Thursday, September 3, 2015

a glimpse: stanley burkert, born 1935.

stanley burkert grew up in the monterrey area on the outskirts of kutztown and now lives in maidencreek township. at poetry readings, people seem to really love the first line of his poem and hearing and the next sentence involving breakfast food used in a way other than eating it at a kitchen or dining room table. his shoe-making stories and memories are one of a kind and take shape on a fruit-named street in kutztown. below is an excerpt from his poem.

*

at age 10, i found a nail in my foot. my grandmother
pressed a piece of uncooked bacon against the skin
to help draw out the pus, and it worked. we mostly
walked barefoot in those days. so i never expected
that i’d one day be making shoes in a factory on peach

street in kutztown, at the saucony shoe manufacturing
company. i started on february 1, 1954 and kept that
job for nine years. we fashioned sports shoes—ones
for football, golf, bowling. i made one at a time with
a last, the wooden form shaped like a foot. you built

the shoe around it. later, my job changed, and i put
a shoe on a grinding machine, held it upside-down,
and smoothed the edges of each of them at the bottom.
i inserted temporary tacks into the underside. then
a man who did the stitching around the outer sections

took over, the next step. they paid me 75 cents per
hour at first, and after a year, i said to the owner,
mr. winchester of new york city (when he visited,
he stayed at the monterrey hotel on route 222—
it later burned), don’t you think i deserve a raise ? 

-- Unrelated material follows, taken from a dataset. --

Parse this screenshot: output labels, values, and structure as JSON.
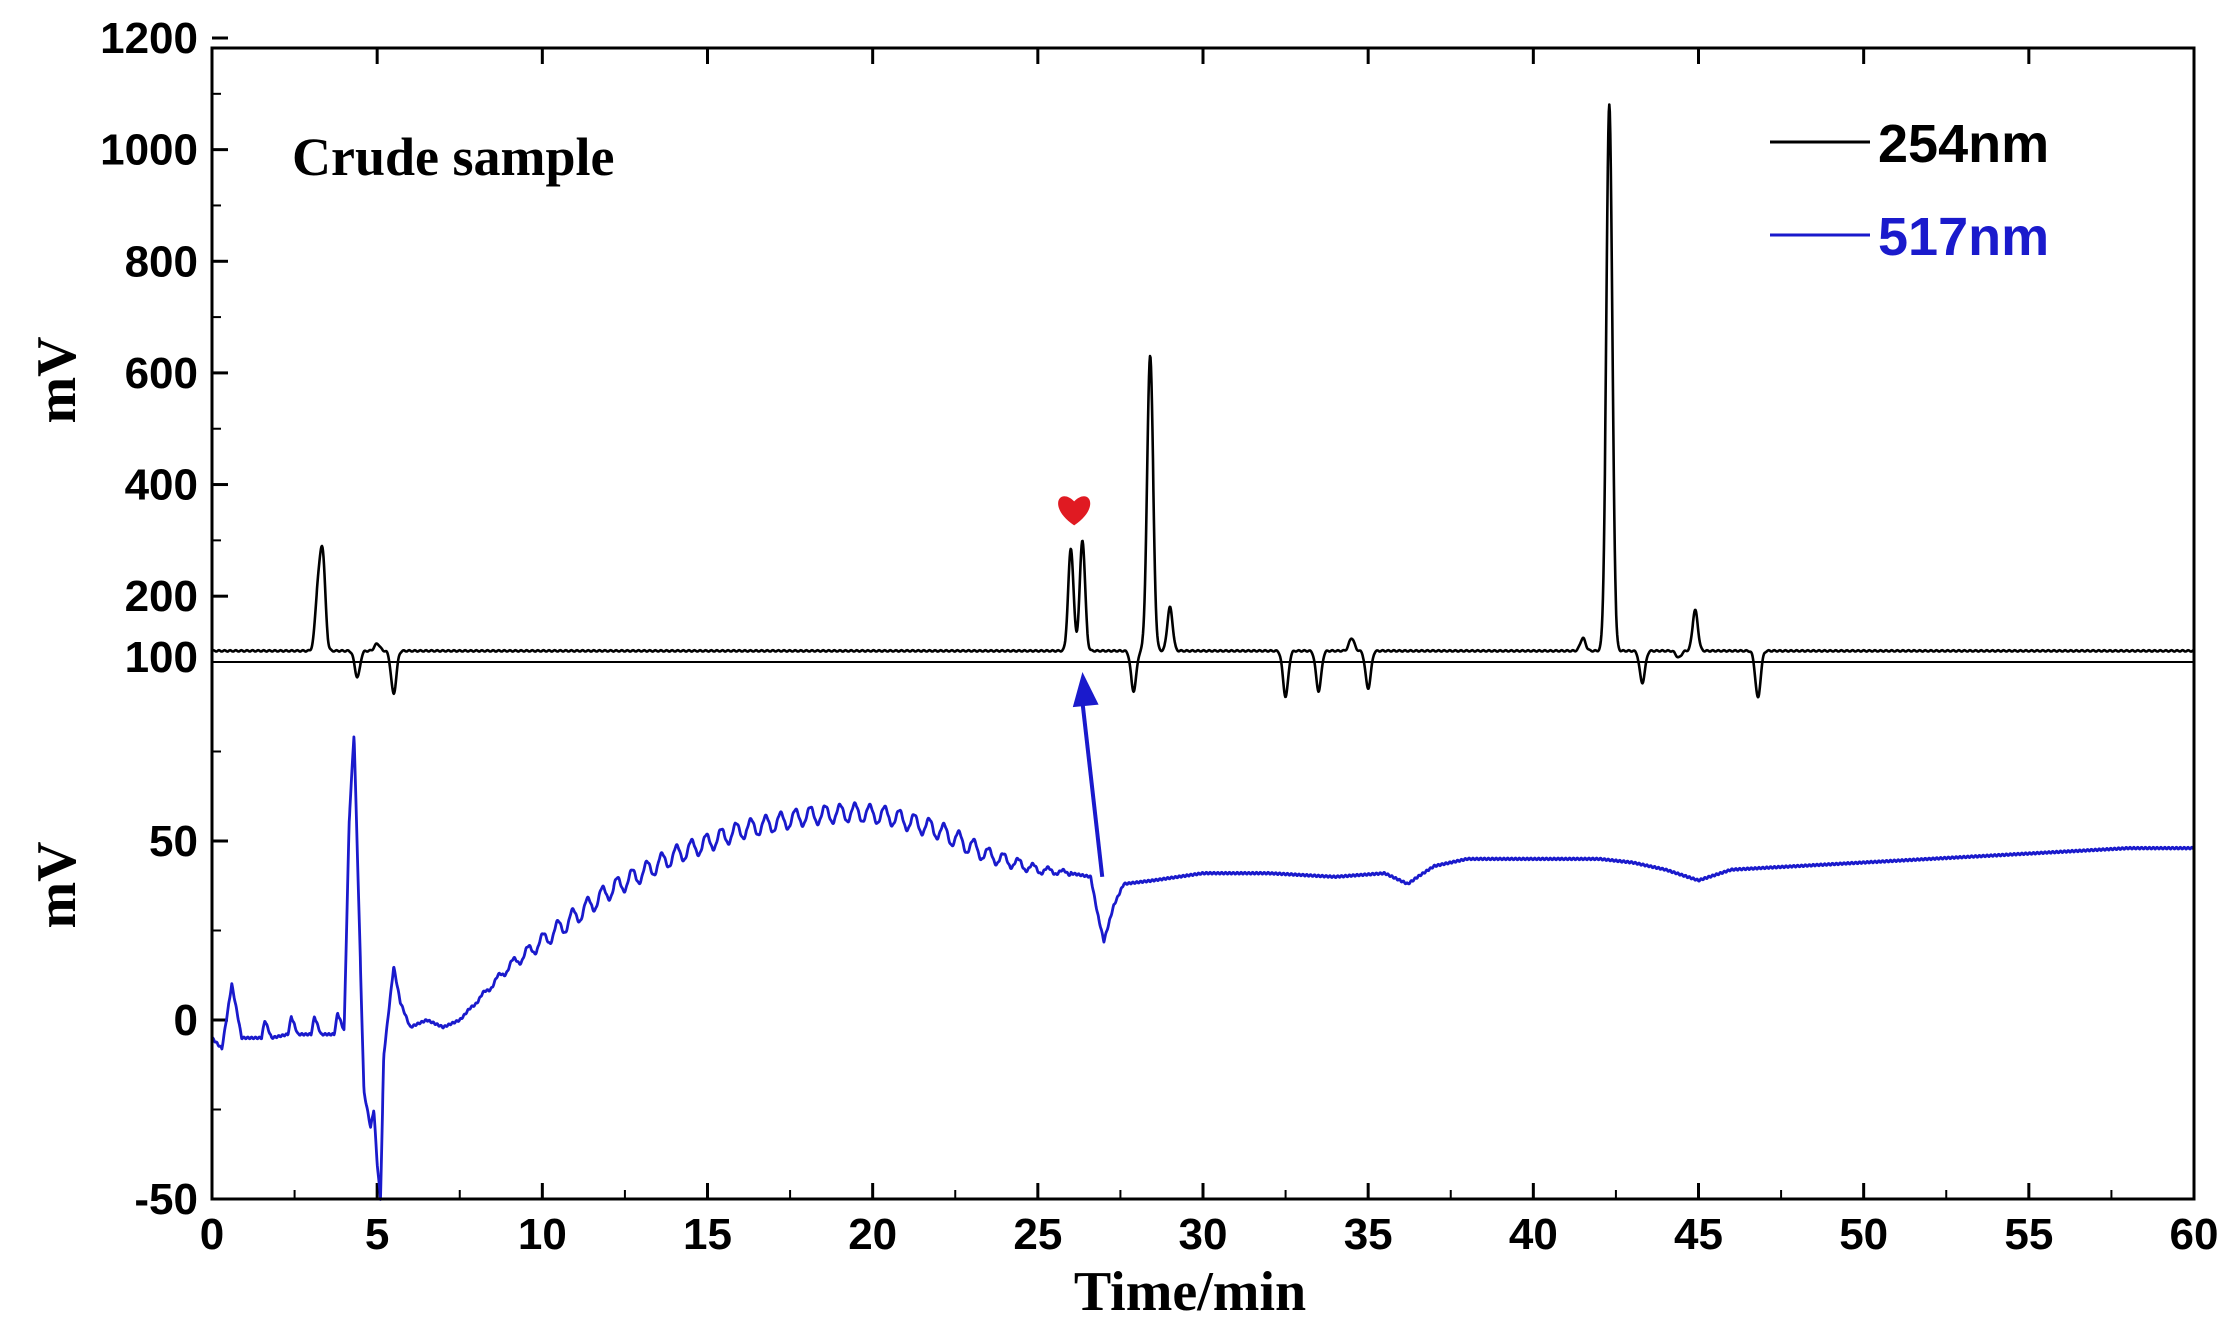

he asked, how much are you getting ? so i told him. 
my next paycheck showed that i had been bumped up 
to 80 cents an hour. i felt so proud of that extra nickel 
by the hour i’d be earning. i made a pair of mickey 
mantle’s baseball shoes and a pair of size 22 boxing

shoes which later shipped to germany. sometimes i
ate lebanon bologna and american cheese sandwiches
on my lunch break, or peanut butter with homemade
strawberry jelly. i quit to milk cows for a while, then
worked at the furnaces at cartech near route 12.